The asset quality deteriorated with net slippages of Rs 210 crore in the reporting quarter. The tally of gross non-performing assets rose to Rs 1,968 crore (three per cent of assets) from Rs 1,757 crore (2.7 per cent) at end of June 2013.
Ashwani Kumar, chairman and managing director, said the bank has initiated close monitoring of borrowal accounts to prevent slippages. At present, the bank is monitoring all accounts above Rs 10 crore on daily basis.
Its deposits were up by 12.11 per cent to Rs 93,669 crore as on September 30, while advances increased 10.54 per cent to Rs 65,664 crore.
Dena Bank is targeting credit growth of 17 per cent and deposit growth of 14 -15 per cent. It expects to maintain net interest margin (NIM) in the range of 2.75-3 per cent for FY14, he said.
Its capital adequacy under Basel III norms stood at 10.21 per cent at end of September 2013.
UBI incurs loss of Rs 489.5 cr
State-run lender United Bank of India (UBI) on Saturday said it incurred a loss of Rs 489.5 crore for the quarter ended September 30, as provisions almost quadrupled on account severe deterioration in asset quality.
The bank had earned a profit of Rs 144.6 crore in the corresponding period of last year. Provisions and contingencies increased to Rs 987.4 crore in July-September period from Rs 258.6 crore a year earlier. This was primarily on account of increase in bad loans. Gross non-performing assets (NPAs) increased sequentially by Rs 2,284 crore.
The gross bad loan ratio deteriorated sharply by 364 basis points year-on-year, to 7.52 per cent at the end of September.
The net NPA ratio also increased to 5.39 per cent at the end of the second quarter from 1.95 per cent in the corresponding period of last year. The bank now has one of the worst non-performing asset ratios in the industry.
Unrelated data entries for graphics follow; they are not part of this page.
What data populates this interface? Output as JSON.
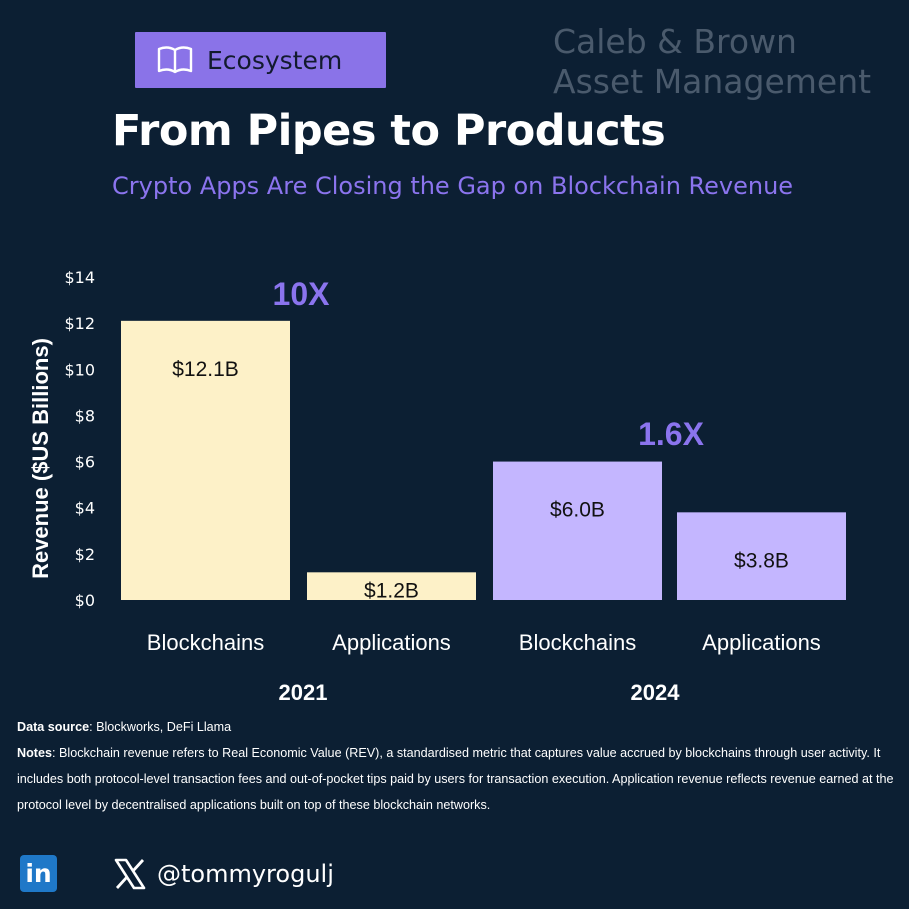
{
  "badge": {
    "label": "Ecosystem",
    "icon": "open-book-icon"
  },
  "brand": {
    "line1": "Caleb & Brown",
    "line2": "Asset Management"
  },
  "title": "From Pipes to Products",
  "subtitle": "Crypto Apps Are Closing the Gap on Blockchain Revenue",
  "footer": {
    "source_label": "Data source",
    "source_text": ": Blockworks, DeFi Llama",
    "notes_label": "Notes",
    "notes_text": ": Blockchain revenue refers to Real Economic Value (REV), a standardised metric that captures value accrued by blockchains through user activity. It includes both protocol-level transaction fees and out-of-pocket tips paid by users for transaction execution. Application revenue reflects revenue earned at the protocol level by decentralised applications built on top of these blockchain networks."
  },
  "social": {
    "linkedin_icon": "linkedin-icon",
    "x_icon": "x-logo-icon",
    "handle": "@tommyrogulj"
  },
  "colors": {
    "bar2021": "#fdf1c8",
    "bar2024": "#c4b6ff",
    "accent": "#8b74ee",
    "background": "#0c1f33"
  },
  "chart_data": {
    "type": "bar",
    "ylabel": "Revenue ($US Billions)",
    "ylim": [
      0,
      14
    ],
    "yticks": [
      "$0",
      "$2",
      "$4",
      "$6",
      "$8",
      "$10",
      "$12",
      "$14"
    ],
    "bars": [
      {
        "category": "Blockchains",
        "group": "2021",
        "value": 12.1,
        "label": "$12.1B"
      },
      {
        "category": "Applications",
        "group": "2021",
        "value": 1.2,
        "label": "$1.2B"
      },
      {
        "category": "Blockchains",
        "group": "2024",
        "value": 6.0,
        "label": "$6.0B"
      },
      {
        "category": "Applications",
        "group": "2024",
        "value": 3.8,
        "label": "$3.8B"
      }
    ],
    "groups": [
      "2021",
      "2024"
    ],
    "annotations": [
      {
        "group": "2021",
        "text": "10X"
      },
      {
        "group": "2024",
        "text": "1.6X"
      }
    ],
    "grid": false
  }
}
Net interest income, or the difference between interest income and interest expense, fell by almost 15 per cent from a year ago to Rs 516.7 crore in July-September period.
J&K Bank net up 12.3%
Jammu & Kashmir (J&K) Bank on Saturday said its net profit for the quarter ended September 30 increased by 12.3 per cent from a year earlier to Rs 302.7 crore, as it earned more interest income, improved its margin and kept asset quality stable.
Net interest income, or the difference between interest income and interest expense, grew by 23.4 per cent from a year ago to Rs 681.8 crore during the three-month period. Net interest margin improved 39 basis points year-on-year to 4.33 per cent at the end of the second quarter on account of better liability management.
“Despite stressed economy, we feel confident by our results. Going by the current industry scenario, we have performed really well. Our focus for the last two quarters has primarily been driven by twin objectives of sustaining growth and maintaining a quality asset book. So far, we have pulled it through,” Mushtaq Ahmad, chairman and chief executive officer of J&K Bank, said in his post-earnings comments.
The gross non-performing asset (NPA) ratio was 1.69 per cent, while the net bad loan ratio was 0.19 per cent for July-September period. The non-performing asset (NPA) coverage ratio was 92.06 per cent at the end of the quarter.
“This year, we have already opened five business units in Bangalore, Delhi and Hyderabad. We are prospectively looking at opening 15 more such units this fiscal in Maharashtra, Kerala, Karnataka and Delhi. Our corporate loan book outside the state shall grow, though on a very selective basis,” Ahmad said.
On Friday, J&K Bank shares ended at Rs 1,293 on the National Stock Exchange (NSE), up 1.2 per cent from previous close.
“At the current market price, the stock is trading at a higher end compared to peers, which factors in its better asset quality performance vis-a-vis peers even in a challenging macro economic environment. Hence, we maintain our neutral recommendation on the stock,” Vaibhav Agrawal, vice-president for research - banking at Angel Broking, said in a note to clients.